Solution Explanation for LeetCode 2372: Calculate the Influence of Each Salesperson

This problem requires calculating the total sales for each salesperson. The solution involves joining three tables: Salesperson, Customer, and Sales.

Approach:

We employ a LEFT JOIN strategy to ensure that all salespeople are included in the result, even those without associated sales. The process unfolds as follows:

  1. LEFT JOIN Salesperson and Customer: This join combines the Salesperson table with the Customer table using salesperson_id as the common key. A left join ensures that all rows from the Salesperson table are included, regardless of whether a match exists in the Customer table. If a salesperson has no customers, the corresponding customer columns will be NULL.

  2. LEFT JOIN Customer and Sales: This join links the combined result with the Sales table using customer_id. Again, a left join retains all rows from the previous join (Salesperson and Customer). If a customer has no sales, price will be NULL.

  3. GROUP BY and SUM: We group the results by salesperson_id to aggregate sales for each salesperson. The SUM(price) function calculates the total sales for each group. IFNULL(SUM(price),0) handles cases where a salesperson has no sales, replacing NULL with 0.

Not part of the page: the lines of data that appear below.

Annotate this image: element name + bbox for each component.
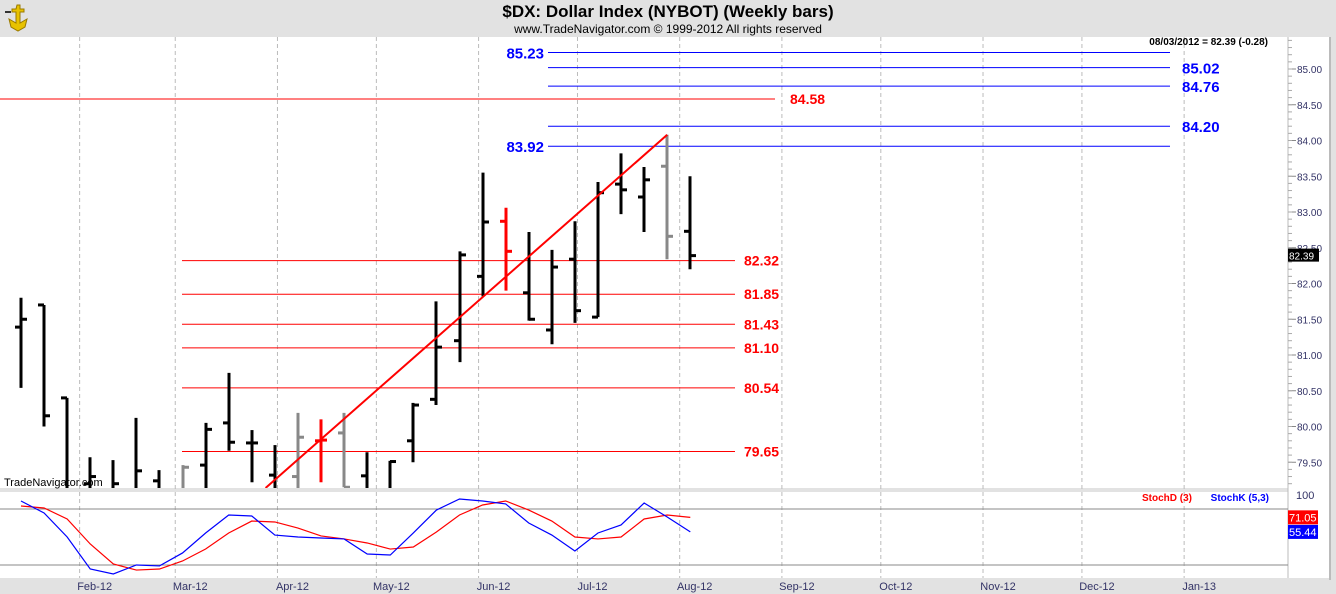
x-tick-label: Oct-12	[879, 581, 912, 593]
stoch-value-label: 55.44	[1289, 527, 1317, 539]
x-tick-label: Jan-13	[1182, 581, 1216, 593]
fib-level-label: 84.76	[1182, 79, 1220, 96]
legend-stochk: StochK (5,3)	[1211, 493, 1269, 504]
y-tick-label: 79.50	[1297, 458, 1322, 469]
main-panel	[0, 37, 1288, 488]
stoch-value-tag	[1288, 510, 1318, 525]
chart-copyright: www.TradeNavigator.com © 1999-2012 All r…	[514, 22, 822, 36]
x-tick-label: Sep-12	[779, 581, 814, 593]
y-tick-label: 81.00	[1297, 351, 1322, 362]
fib-level-label: 85.02	[1182, 61, 1220, 78]
stochd-line	[20, 500, 691, 571]
support-level-label: 79.65	[744, 444, 779, 460]
y-tick-label: 82.00	[1297, 280, 1322, 291]
legend-stochd: StochD (3)	[1142, 493, 1192, 504]
fib-level-label: 83.92	[506, 139, 544, 156]
support-level-label: 81.43	[744, 316, 779, 332]
x-tick-label: Dec-12	[1079, 581, 1114, 593]
stoch-value-label: 71.05	[1289, 512, 1317, 524]
x-tick-label: Jul-12	[578, 581, 608, 593]
y-tick-label: 83.50	[1297, 172, 1322, 183]
watermark: TradeNavigator.com	[4, 477, 103, 489]
x-tick-label: Apr-12	[276, 581, 309, 593]
fib-level-label: 85.23	[506, 46, 544, 63]
last-price-label: 82.39	[1289, 252, 1314, 263]
stoch-value-tag	[1288, 524, 1318, 539]
chart-title: $DX: Dollar Index (NYBOT) (Weekly bars)	[502, 2, 834, 21]
x-tick-label: Nov-12	[980, 581, 1015, 593]
x-tick-label: May-12	[373, 581, 410, 593]
y-tick-label: 81.50	[1297, 315, 1322, 326]
x-tick-label: Aug-12	[677, 581, 712, 593]
support-level-label: 82.32	[744, 253, 779, 269]
tradenavigator-logo	[5, 4, 28, 32]
fib-level-label: 84.20	[1182, 119, 1220, 136]
x-tick-label: Feb-12	[77, 581, 112, 593]
support-level-label: 84.58	[790, 91, 825, 107]
stochk-line	[20, 498, 691, 575]
y-tick-label: 85.00	[1297, 65, 1322, 76]
y-tick-label: 80.00	[1297, 423, 1322, 434]
price-readout: 08/03/2012 = 82.39 (-0.28)	[1149, 37, 1268, 48]
trendline	[264, 134, 668, 488]
stoch-panel	[0, 492, 1288, 578]
y-tick-label: 84.00	[1297, 137, 1322, 148]
y-tick-label: 84.50	[1297, 101, 1322, 112]
stoch-tick-label: 100	[1296, 490, 1314, 502]
x-tick-label: Jun-12	[477, 581, 511, 593]
x-tick-label: Mar-12	[173, 581, 208, 593]
y-tick-label: 80.50	[1297, 387, 1322, 398]
last-price-tag	[1288, 248, 1319, 262]
support-level-label: 80.54	[744, 380, 779, 396]
support-level-label: 81.85	[744, 286, 779, 302]
support-level-label: 81.10	[744, 340, 779, 356]
y-tick-label: 83.00	[1297, 208, 1322, 219]
price-axis	[1288, 37, 1330, 578]
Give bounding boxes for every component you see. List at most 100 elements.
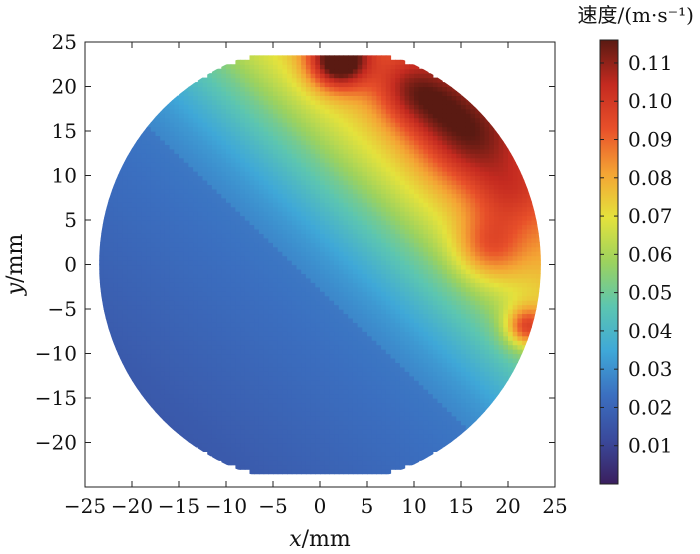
heatmap-cell bbox=[174, 148, 180, 154]
heatmap-cell bbox=[197, 95, 204, 101]
heatmap-cell bbox=[334, 260, 340, 266]
heatmap-cell bbox=[188, 108, 194, 114]
heatmap-cell bbox=[362, 313, 368, 319]
heatmap-cell bbox=[235, 460, 241, 466]
heatmap-cell bbox=[352, 420, 359, 426]
heatmap-cell bbox=[207, 402, 213, 408]
heatmap-cell bbox=[99, 228, 105, 234]
heatmap-cell bbox=[315, 268, 321, 274]
heatmap-cell bbox=[291, 291, 298, 297]
heatmap-cell bbox=[117, 260, 124, 266]
heatmap-cell bbox=[371, 153, 377, 159]
heatmap-cell bbox=[291, 277, 298, 283]
heatmap-cell bbox=[381, 291, 387, 297]
heatmap-cell bbox=[230, 349, 236, 355]
heatmap-cell bbox=[258, 451, 265, 457]
heatmap-cell bbox=[273, 398, 279, 404]
heatmap-cell bbox=[122, 220, 128, 226]
heatmap-cell bbox=[301, 451, 307, 457]
heatmap-cell bbox=[329, 237, 335, 243]
heatmap-cell bbox=[320, 131, 326, 137]
heatmap-cell bbox=[150, 153, 157, 159]
heatmap-cell bbox=[103, 340, 110, 346]
heatmap-cell bbox=[367, 469, 373, 475]
heatmap-cell bbox=[273, 122, 279, 128]
heatmap-cell bbox=[202, 438, 208, 444]
heatmap-cell bbox=[169, 220, 175, 226]
heatmap-cell bbox=[310, 184, 316, 190]
heatmap-cell bbox=[127, 282, 133, 288]
heatmap-cell bbox=[155, 184, 161, 190]
heatmap-cell bbox=[371, 398, 377, 404]
heatmap-cell bbox=[381, 286, 387, 292]
heatmap-cell bbox=[263, 260, 269, 266]
heatmap-cell bbox=[343, 122, 349, 128]
heatmap-cell bbox=[287, 375, 293, 381]
heatmap-cell bbox=[216, 268, 222, 274]
heatmap-cell bbox=[282, 313, 288, 319]
heatmap-cell bbox=[263, 99, 269, 105]
heatmap-cell bbox=[334, 331, 340, 337]
heatmap-cell bbox=[291, 188, 298, 194]
heatmap-cell bbox=[221, 357, 227, 363]
heatmap-cell bbox=[127, 277, 133, 283]
heatmap-cell bbox=[108, 353, 114, 359]
heatmap-cell bbox=[193, 171, 199, 177]
heatmap-cell bbox=[103, 322, 110, 328]
heatmap-cell bbox=[240, 389, 246, 395]
heatmap-cell bbox=[291, 384, 298, 390]
heatmap-cell bbox=[273, 344, 279, 350]
heatmap-cell bbox=[381, 175, 387, 181]
heatmap-cell bbox=[221, 117, 227, 123]
heatmap-cell bbox=[226, 95, 232, 101]
heatmap-cell bbox=[230, 371, 236, 377]
heatmap-cell bbox=[160, 188, 166, 194]
heatmap-cell bbox=[348, 344, 354, 350]
heatmap-cell bbox=[99, 246, 105, 252]
heatmap-cell bbox=[235, 117, 241, 123]
heatmap-cell bbox=[315, 429, 321, 435]
heatmap-cell bbox=[287, 246, 293, 252]
heatmap-cell bbox=[305, 393, 312, 399]
heatmap-cell bbox=[136, 260, 142, 266]
heatmap-cell bbox=[235, 340, 241, 346]
heatmap-cell bbox=[108, 211, 114, 217]
heatmap-cell bbox=[197, 237, 204, 243]
heatmap-cell bbox=[296, 424, 302, 430]
heatmap-cell bbox=[169, 340, 175, 346]
heatmap-cell bbox=[136, 224, 142, 230]
heatmap-cell bbox=[132, 389, 138, 395]
heatmap-cell bbox=[221, 131, 227, 137]
heatmap-cell bbox=[296, 131, 302, 137]
heatmap-cell bbox=[263, 104, 269, 110]
heatmap-cell bbox=[108, 233, 114, 239]
heatmap-cell bbox=[141, 277, 147, 283]
heatmap-cell bbox=[357, 162, 363, 168]
heatmap-cell bbox=[381, 188, 387, 194]
heatmap-cell bbox=[150, 139, 157, 145]
heatmap-cell bbox=[362, 99, 368, 105]
heatmap-cell bbox=[122, 184, 128, 190]
heatmap-cell bbox=[362, 117, 368, 123]
heatmap-cell bbox=[249, 77, 255, 83]
heatmap-cell bbox=[226, 438, 232, 444]
heatmap-cell bbox=[211, 433, 218, 439]
heatmap-cell bbox=[240, 415, 246, 421]
heatmap-cell bbox=[357, 411, 363, 417]
heatmap-cell bbox=[348, 64, 354, 70]
heatmap-cell bbox=[324, 59, 330, 65]
heatmap-cell bbox=[324, 108, 330, 114]
heatmap-cell bbox=[348, 144, 354, 150]
heatmap-cell bbox=[273, 357, 279, 363]
heatmap-cell bbox=[183, 108, 189, 114]
heatmap-cell bbox=[155, 251, 161, 257]
heatmap-cell bbox=[235, 82, 241, 88]
heatmap-cell bbox=[381, 438, 387, 444]
heatmap-cell bbox=[249, 113, 255, 119]
heatmap-cell bbox=[381, 322, 387, 328]
heatmap-cell bbox=[193, 304, 199, 310]
heatmap-cell bbox=[367, 148, 373, 154]
heatmap-cell bbox=[329, 384, 335, 390]
heatmap-cell bbox=[207, 433, 213, 439]
heatmap-cell bbox=[188, 86, 194, 92]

  4. Result: The final query returns the salesperson_id, name, and the calculated total sales for each salesperson.

MySQL Code:

SELECT sp.salesperson_id, name, IFNULL(SUM(price), 0) AS total
FROM
    Salesperson AS sp
    LEFT JOIN Customer AS c ON sp.salesperson_id = c.salesperson_id
    LEFT JOIN Sales AS s ON s.customer_id = c.customer_id
GROUP BY 1;

Time Complexity Analysis:

The time complexity is dominated by the JOIN operations. In the worst case, the number of operations is proportional to the product of the sizes of the tables involved. Assuming n, m, and k are the number of rows in Salesperson, Customer, and Sales tables respectively, the time complexity is approximately O(nm + mk). The GROUP BY and SUM operations have a complexity less than the join operation, thus not significantly affecting the overall time complexity. The IFNULL operation adds negligible overhead.

Space Complexity Analysis:

The space complexity is determined by the size of the intermediate and final result sets. The intermediate result after the joins can be as large as the product of the number of rows in the three tables in the worst case (nmk). The space for the final result set is proportional to the number of salespeople (n), as each salesperson occupies a single row in the output. Hence, the space complexity is O(nmk) for the intermediate results and O(n) for the final result. However, in practice, database management systems optimize these operations, so the actual space used is usually much less than the theoretical worst-case complexity.